In the image, it appears that price hit 3720.50, and then dropped 3 whole points in perhaps just a couple of ticks. I am not sure if that steep diagonal line on the way down in the tick chart is just the line going to the next tick 3 points away or if perhaps some trades were done on the way down. But I would still think that given the volume of NQ, there should be many more trades on the way down.. no?
Update: Just before posting this, I decided to increase the spacing on that tick chart and it does appear that the diagonal line down does stop at every tick on the way down (2nd attachment). So does this mean that when price hit the highest point, there just weren't any more buyers, and what buyers there were on the way down was not enough to keep the price from dropping 12 whole ticks in a matter of seconds? It turns out this initial drop of 3 points took 7 seconds.
Thanks for reading.
Agreed. The "smart money" thing is pretty much a con that's been sold to beginners for at least a decade. "

Agreed.
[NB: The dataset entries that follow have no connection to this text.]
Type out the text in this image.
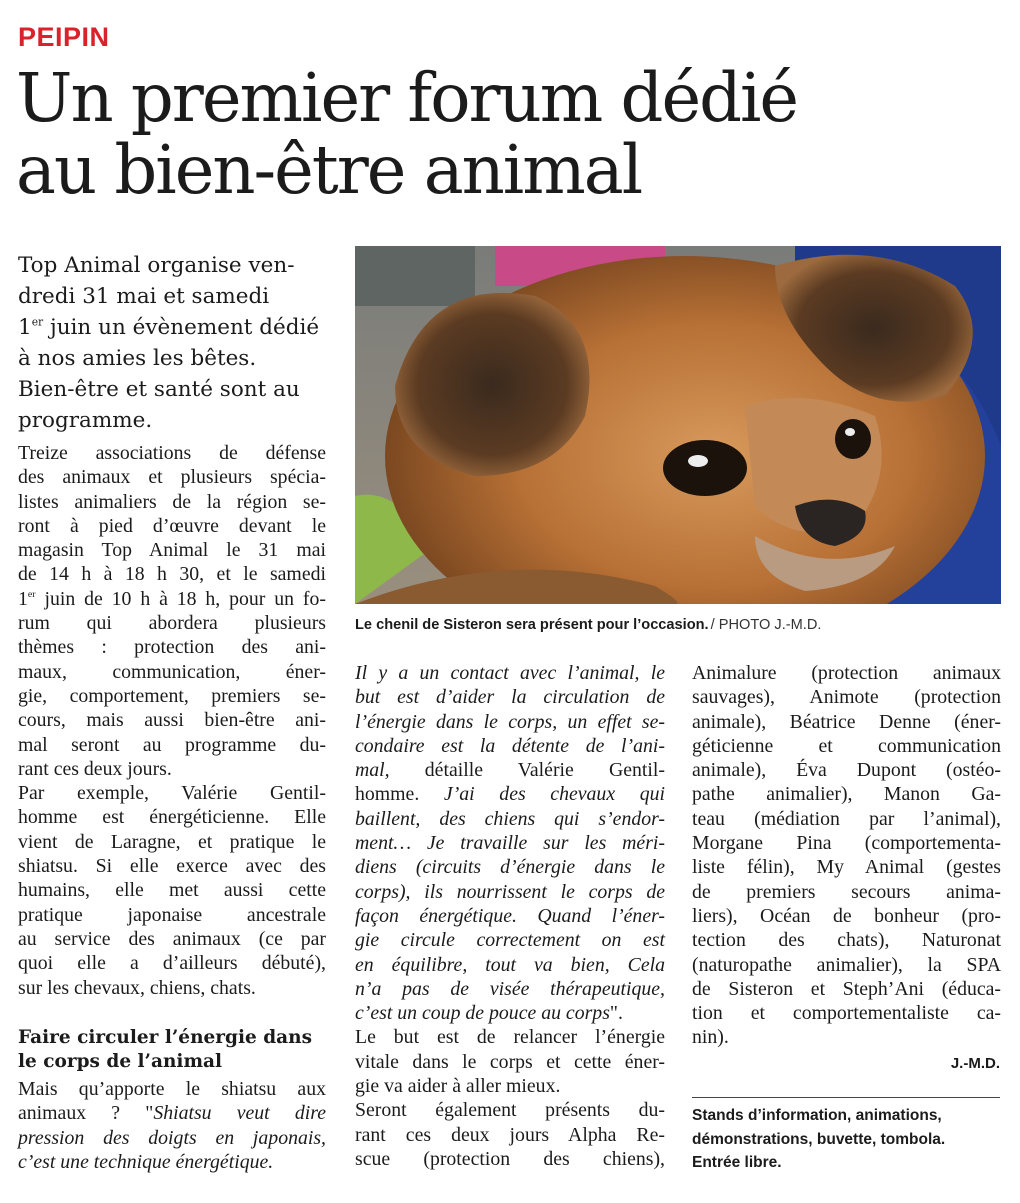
PEIPIN
Un premier forum dédié
au bien-être animal
Top Animal organise ven-
dredi 31 mai et samedi
1er juin un évènement dédié
à nos amies les bêtes.
Bien-être et santé sont au
programme.
Treize associations de défense
des animaux et plusieurs spécia-
listes animaliers de la région se-
ront à pied d’œuvre devant le
magasin Top Animal le 31 mai
de 14 h à 18 h 30, et le samedi
1er juin de 10 h à 18 h, pour un fo-
rum qui abordera plusieurs
thèmes : protection des ani-
maux, communication, éner-
gie, comportement, premiers se-
cours, mais aussi bien-être ani-
mal seront au programme du-
rant ces deux jours.
Par exemple, Valérie Gentil-
homme est énergéticienne. Elle
vient de Laragne, et pratique le
shiatsu. Si elle exerce avec des
humains, elle met aussi cette
pratique japonaise ancestrale
au service des animaux (ce par
quoi elle a d’ailleurs débuté),
sur les chevaux, chiens, chats.
Faire circuler l’énergie dans
le corps de l’animal
Mais qu’apporte le shiatsu aux
animaux ? "Shiatsu veut dire
pression des doigts en japonais,
c’est une technique énergétique.
Le chenil de Sisteron sera présent pour l’occasion. / PHOTO J.-M.D.
Il y a un contact avec l’animal, le
but est d’aider la circulation de
l’énergie dans le corps, un effet se-
condaire est la détente de l’ani-
mal, détaille Valérie Gentil-
homme. J’ai des chevaux qui
baillent, des chiens qui s’endor-
ment… Je travaille sur les méri-
diens (circuits d’énergie dans le
corps), ils nourrissent le corps de
façon énergétique. Quand l’éner-
gie circule correctement on est
en équilibre, tout va bien, Cela
n’a pas de visée thérapeutique,
c’est un coup de pouce au corps".
Le but est de relancer l’énergie
vitale dans le corps et cette éner-
gie va aider à aller mieux.
Seront également présents du-
rant ces deux jours Alpha Re-
scue (protection des chiens),
Animalure (protection animaux
sauvages), Animote (protection
animale), Béatrice Denne (éner-
géticienne et communication
animale), Éva Dupont (ostéo-
pathe animalier), Manon Ga-
teau (médiation par l’animal),
Morgane Pina (comportementa-
liste félin), My Animal (gestes
de premiers secours anima-
liers), Océan de bonheur (pro-
tection des chats), Naturonat
(naturopathe animalier), la SPA
de Sisteron et Steph’Ani (éduca-
tion et comportementaliste ca-
nin).
J.-M.D.
Stands d’information, animations,
démonstrations, buvette, tombola.
Entrée libre.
The "smart money" thing is pretty much a con that's been sold to beginners for at least a decade. "Big", yes. "Smart", not so much.
Incidentally, a tick chart should not be drawn as a line chart. Otherwise one is sort of missing the point. No pun intended.
I'm trying to get my head right and understand what the danger of the concept of "smart money" is? Wyckoff spoke of the "composite operator" which to my mind seems like the same concept. Am I missing something?
But the idea that all the big firms get together on some sort of conference call and plot out their strategies together is ludicrous.
Agreed. I'm not a VSA guy and don't how they use the SM term but I clearly should use big instead.